Otro buen ejemplo lo acaban de dar varias figuras del mundo hispano por una causa imperiosa: la condena al régimen de los hermanos Castro por el atropello a las libertades cívicas en Cuba. A través de la carta de protesta divulgada por internet, “Yo acuso al Gobierno cubano”, los firmantes piden respeto a los Derechos Humanos en la isla, se declaran a favor de personas como Orlando Zapata que, tras 85 días en huelga de hambre murió de la manera más infame, y exigen la liberación incondicional de los presos políticos en Cuba. Cantantes como Ana Belén y Víctor Manuel, cineastas como Pedro Almodóvar, y escritores como Mario Vargas Llosa, Antonio Muñoz Molina, Juan Marsé, Fernando Savater y Rosa Montero, entre muchos otros, han firmado la carta, y lo notable es que varios antes defendían el régimen castrista. No obstante, la represión bárbara del gobierno de Cuba, condenando a 28 años de cárcel a opositores por cometer “delitos de opinión”, ha llegado a tales extremos que estas figuras se han sumado a la protesta, y gracias a que son celebridades la iniciativa ha trascendido fronteras. Esta vez, al menos, los famosos están usando su gloria de manera acertada.

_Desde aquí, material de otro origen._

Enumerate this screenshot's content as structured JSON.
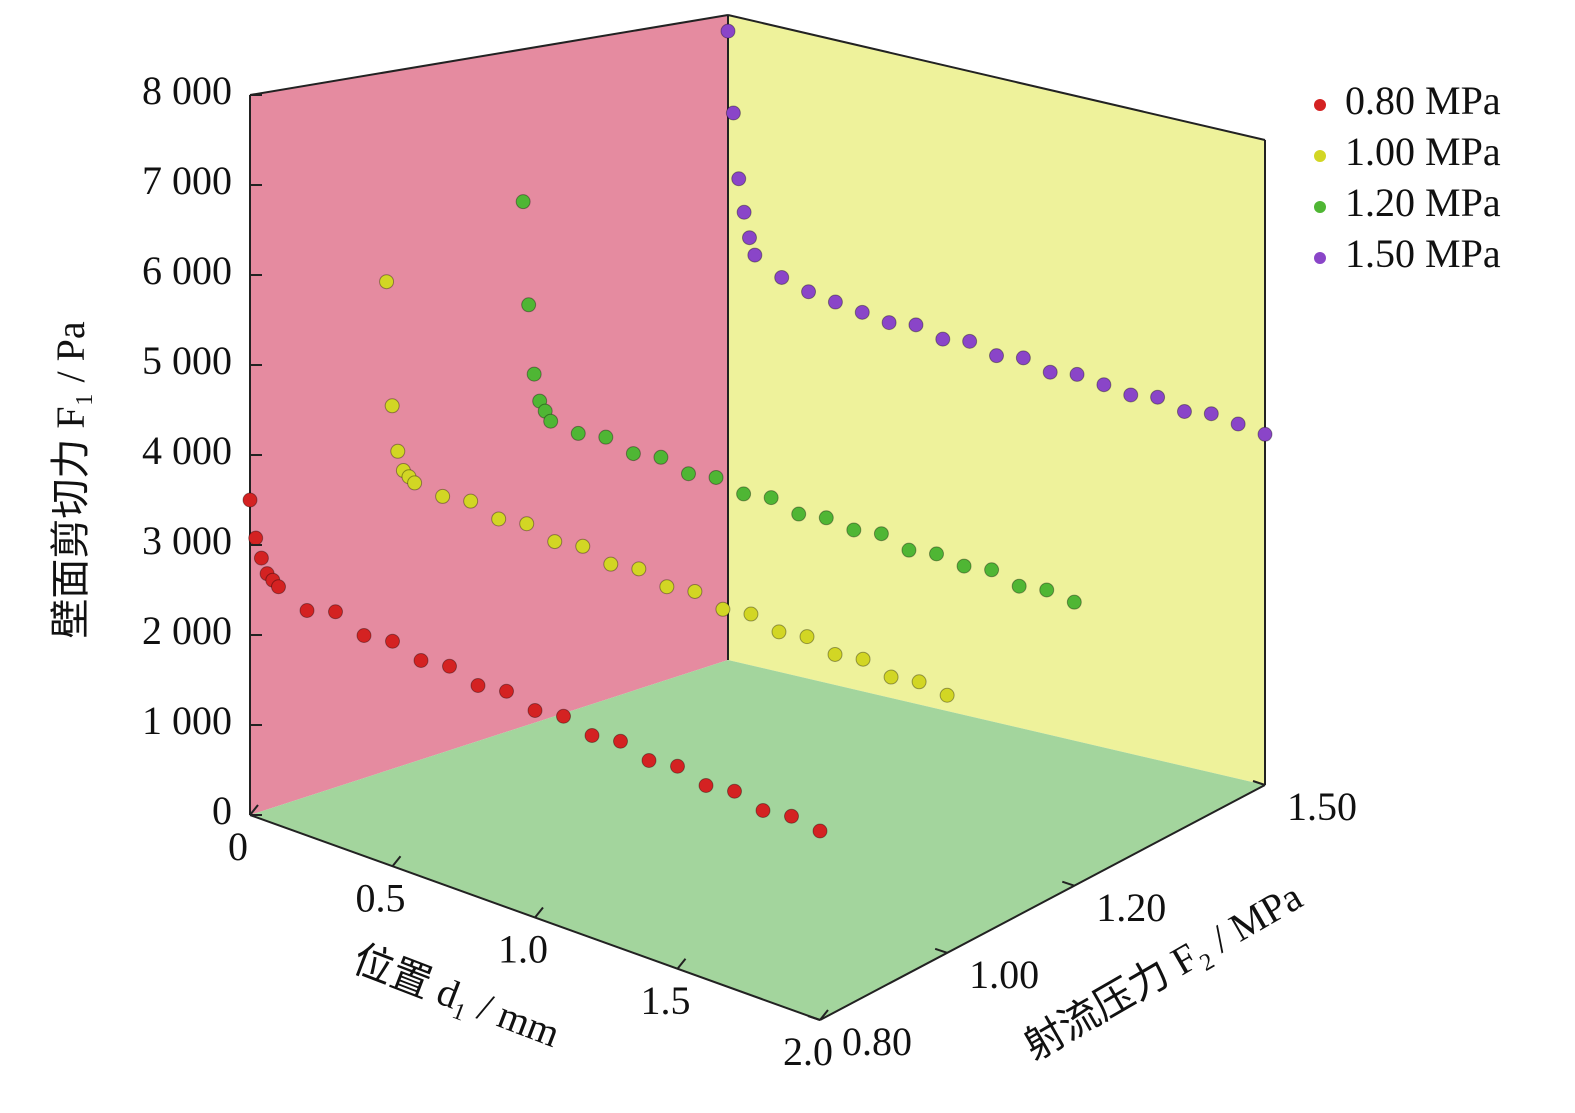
{
  "chart_data": {
    "type": "scatter3d",
    "xlabel": "位置 d₁ / mm",
    "ylabel": "射流压力 F₂ / MPa",
    "zlabel": "壁面剪切力 F₁ / Pa",
    "xlim": [
      0,
      2
    ],
    "ylim": [
      0.8,
      1.5
    ],
    "zlim": [
      0,
      8000
    ],
    "xticks": [
      0,
      0.5,
      {
        "value": 1,
        "label": "1.0"
      },
      1.5,
      {
        "value": 2,
        "label": "2.0"
      }
    ],
    "yticks": [
      {
        "value": 0.8,
        "label": "0.80"
      },
      {
        "value": 1,
        "label": "1.00"
      },
      {
        "value": 1.2,
        "label": "1.20"
      },
      {
        "value": 1.5,
        "label": "1.50"
      }
    ],
    "zticks": [
      0,
      {
        "value": 1000,
        "label": "1 000"
      },
      {
        "value": 2000,
        "label": "2 000"
      },
      {
        "value": 3000,
        "label": "3 000"
      },
      {
        "value": 4000,
        "label": "4 000"
      },
      {
        "value": 5000,
        "label": "5 000"
      },
      {
        "value": 6000,
        "label": "6 000"
      },
      {
        "value": 7000,
        "label": "7 000"
      },
      {
        "value": 8000,
        "label": "8 000"
      }
    ],
    "wall_colors": {
      "left": "#e58ba0",
      "back": "#eef29b",
      "floor": "#a3d59d"
    },
    "x": [
      0,
      0.02,
      0.04,
      0.06,
      0.08,
      0.1,
      0.2,
      0.3,
      0.4,
      0.5,
      0.6,
      0.7,
      0.8,
      0.9,
      1.0,
      1.1,
      1.2,
      1.3,
      1.4,
      1.5,
      1.6,
      1.7,
      1.8,
      1.9,
      2.0
    ],
    "series": [
      {
        "name": "0.80 MPa",
        "color": "#d42222",
        "values": [
          3500,
          3100,
          2900,
          2750,
          2700,
          2650,
          2500,
          2600,
          2450,
          2500,
          2400,
          2450,
          2350,
          2400,
          2300,
          2350,
          2250,
          2300,
          2200,
          2250,
          2150,
          2200,
          2100,
          2150,
          2100
        ]
      },
      {
        "name": "1.00 MPa",
        "color": "#d2d624",
        "values": [
          5600,
          4200,
          3700,
          3500,
          3450,
          3400,
          3350,
          3400,
          3300,
          3350,
          3250,
          3300,
          3200,
          3250,
          3150,
          3200,
          3100,
          3150,
          3050,
          3100,
          3000,
          3050,
          2950,
          3000,
          2950
        ]
      },
      {
        "name": "1.20 MPa",
        "color": "#4fb634",
        "values": [
          6200,
          5000,
          4200,
          3900,
          3800,
          3700,
          3650,
          3700,
          3600,
          3650,
          3550,
          3600,
          3500,
          3550,
          3450,
          3500,
          3450,
          3500,
          3400,
          3450,
          3400,
          3450,
          3350,
          3400,
          3350
        ]
      },
      {
        "name": "1.50 MPa",
        "color": "#8a45c8",
        "values": [
          7800,
          6800,
          6000,
          5600,
          5300,
          5100,
          4900,
          4800,
          4750,
          4700,
          4650,
          4700,
          4600,
          4650,
          4550,
          4600,
          4500,
          4550,
          4500,
          4450,
          4500,
          4400,
          4450,
          4400,
          4350
        ]
      }
    ]
  }
}
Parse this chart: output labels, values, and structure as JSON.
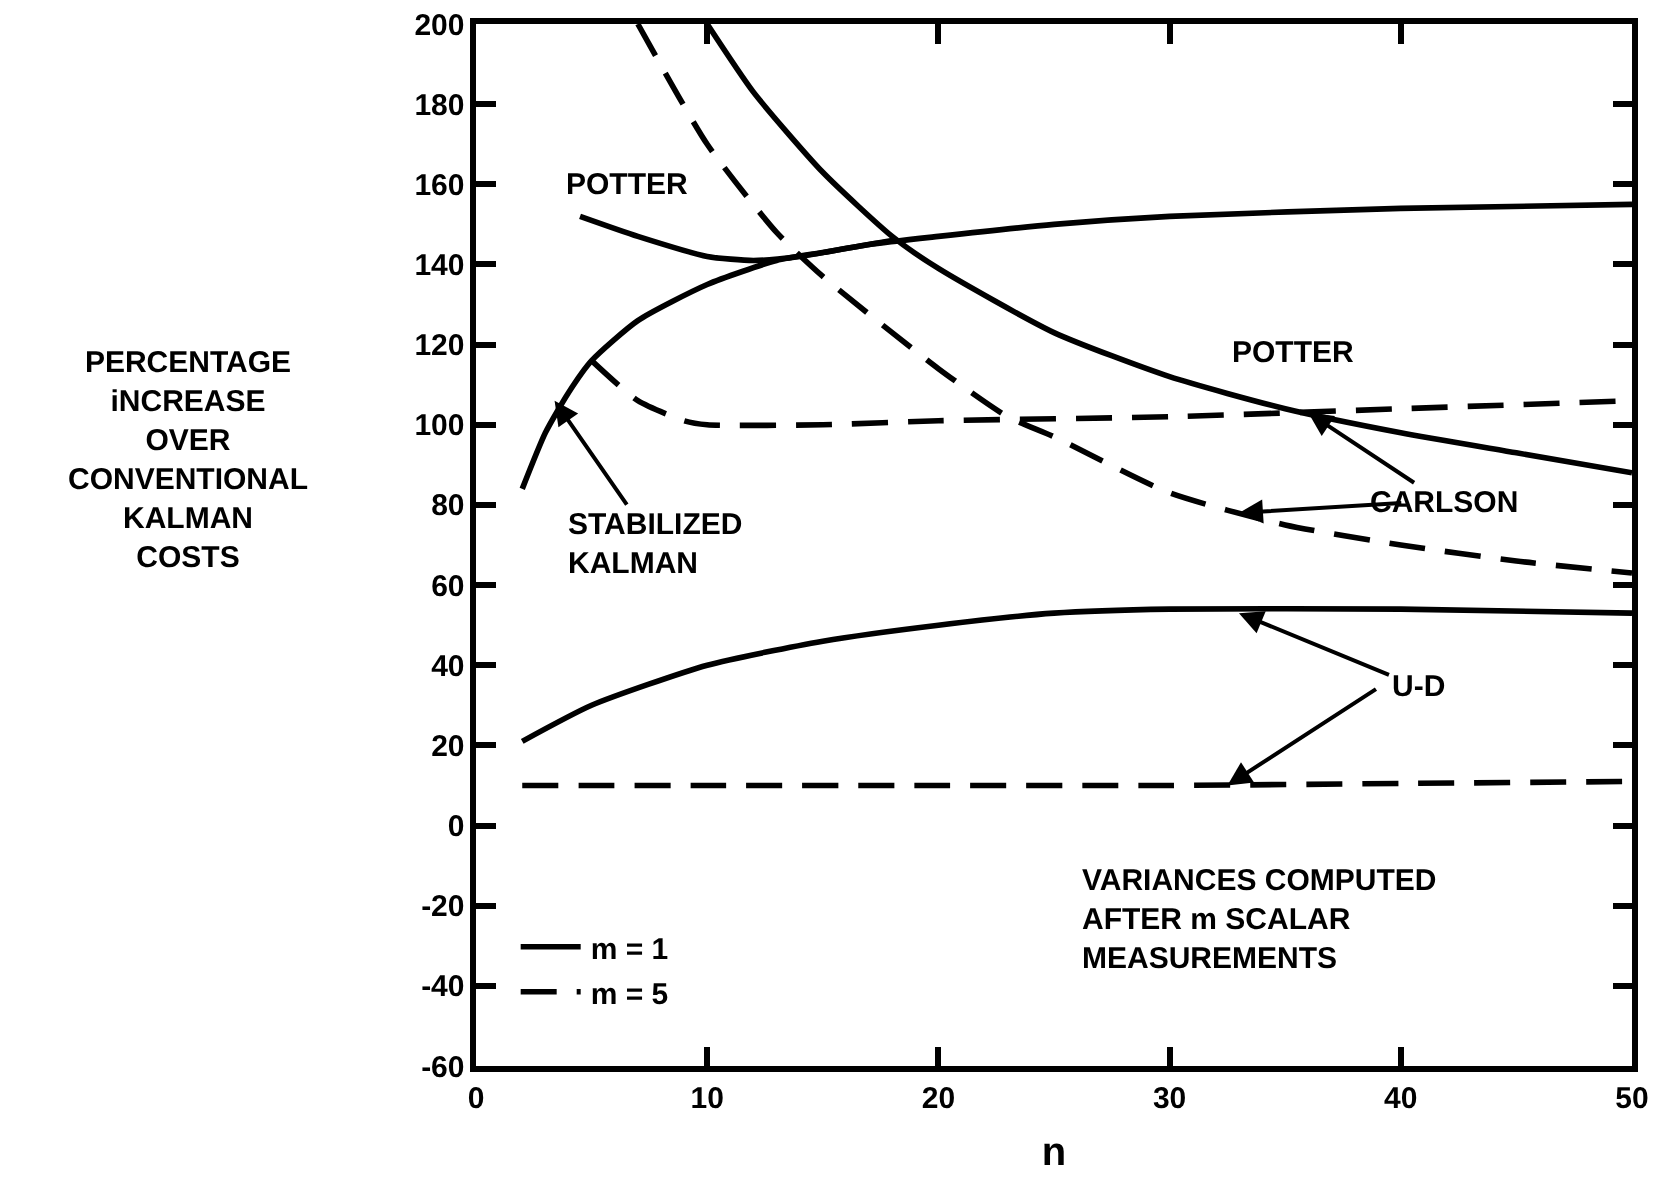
{
  "chart_data": {
    "type": "line",
    "xlabel": "n",
    "ylabel": "PERCENTAGE\niNCREASE\nOVER\nCONVENTIONAL\nKALMAN\nCOSTS",
    "xlim": [
      0,
      50
    ],
    "xticks": [
      0,
      10,
      20,
      30,
      40,
      50
    ],
    "ylim": [
      -60,
      200
    ],
    "yticks": [
      -60,
      -40,
      -20,
      0,
      20,
      40,
      60,
      80,
      100,
      120,
      140,
      160,
      180,
      200
    ],
    "grid": false,
    "legend": "bottom left",
    "marker": "none",
    "series": [
      {
        "name": "m = 1",
        "color": "#000000",
        "line_style": "solid",
        "x": [
          4.5,
          7,
          10,
          12,
          14,
          17,
          20,
          25,
          30,
          40,
          50
        ],
        "values": [
          152,
          147,
          142,
          141,
          142,
          145,
          147,
          150,
          152,
          154,
          155
        ]
      },
      {
        "name": "m = 5",
        "color": "#000000",
        "line_style": "dashed",
        "x": [
          5,
          7,
          9,
          10,
          15,
          20,
          30,
          40,
          50
        ],
        "values": [
          116,
          106,
          101,
          100,
          100,
          101,
          102,
          104,
          106
        ]
      },
      {
        "color": "#000000",
        "line_style": "solid",
        "x": [
          2,
          3,
          4,
          5,
          7,
          10,
          13,
          15,
          18
        ],
        "values": [
          84,
          98,
          108,
          116,
          126,
          135,
          141,
          143,
          146
        ]
      },
      {
        "color": "#000000",
        "line_style": "solid",
        "x": [
          10,
          12,
          15,
          18,
          20,
          25,
          30,
          35,
          40,
          45,
          50
        ],
        "values": [
          200,
          183,
          163,
          147,
          139,
          123,
          112,
          104,
          98,
          93,
          88
        ]
      },
      {
        "color": "#000000",
        "line_style": "dashed",
        "x": [
          7,
          10,
          13,
          15,
          20,
          23,
          25,
          30,
          35,
          40,
          45,
          50
        ],
        "values": [
          200,
          170,
          148,
          137,
          114,
          102,
          97,
          83,
          75,
          70,
          66,
          63
        ]
      },
      {
        "color": "#000000",
        "line_style": "solid",
        "x": [
          2,
          5,
          10,
          15,
          20,
          25,
          30,
          40,
          50
        ],
        "values": [
          21,
          30,
          40,
          46,
          50,
          53,
          54,
          54,
          53
        ]
      },
      {
        "color": "#000000",
        "line_style": "dashed",
        "x": [
          2,
          10,
          20,
          30,
          40,
          50
        ],
        "values": [
          10,
          10,
          10,
          10,
          10.5,
          11
        ]
      }
    ],
    "annotations": [
      "POTTER",
      {
        "text": "STABILIZED\nKALMAN",
        "x": 3.4,
        "y": 106
      },
      "POTTER",
      {
        "text": "CARLSON",
        "x": 36,
        "y": 103
      },
      {
        "text": "U-D",
        "x": 33,
        "y": 53
      },
      "VARIANCES COMPUTED\nAFTER m SCALAR\nMEASUREMENTS"
    ]
  }
}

Ése no es siempre el caso, por desgracia. Más aún: la lucidez política no suele ser la norma entre los famosos. Oliver Stone y Sean Penn, por ejemplo, defienden a Hugo Chávez de la forma más ciega e insensata, y no han reparado en los desastres que su régimen ha causado, tanto a los venezolanos como a nosotros, los colombianos, por su amparo a las Farc y ahora al grupo terrorista Eta. Incluso Penn ha dicho que Chávez no es un dictador y que “se debería encarcelar a quien diga esa mentira”. Igual de miopes con Chávez han sido Noam Chomsky y Naomi Campbell. Sin duda, la lucidez creativa no implica lucidez política. Alguien puede ser visionario en su trabajo y, al mismo tiempo, ser totalmente miope en lo político. Simone Signoret e Yves Montand defendieron la Unión Soviética luego de que ésta aplastara la revuelta popular de Hungría en 1956. Pablo Neruda escribió poemas a favor de Stalin. Alejo Carpentier defendió la dictadura cubana desde su cargo diplomático en París, así como Mario Benedetti y muchos otros intelectuales de América Latina. Como dijo Jean-François Revel: “La celebridad no debería ser un salvoconducto para la trivialidad o el error”. Al revés: justamente por ser famosos, con acceso a cámaras y micrófonos y con poder de influencia, estas personas no deberían prestar su voz a déspotas y tiranos. De lo contrario corren el riesgo de ser talentosos como profesionales, y una vergüenza como seres humanos.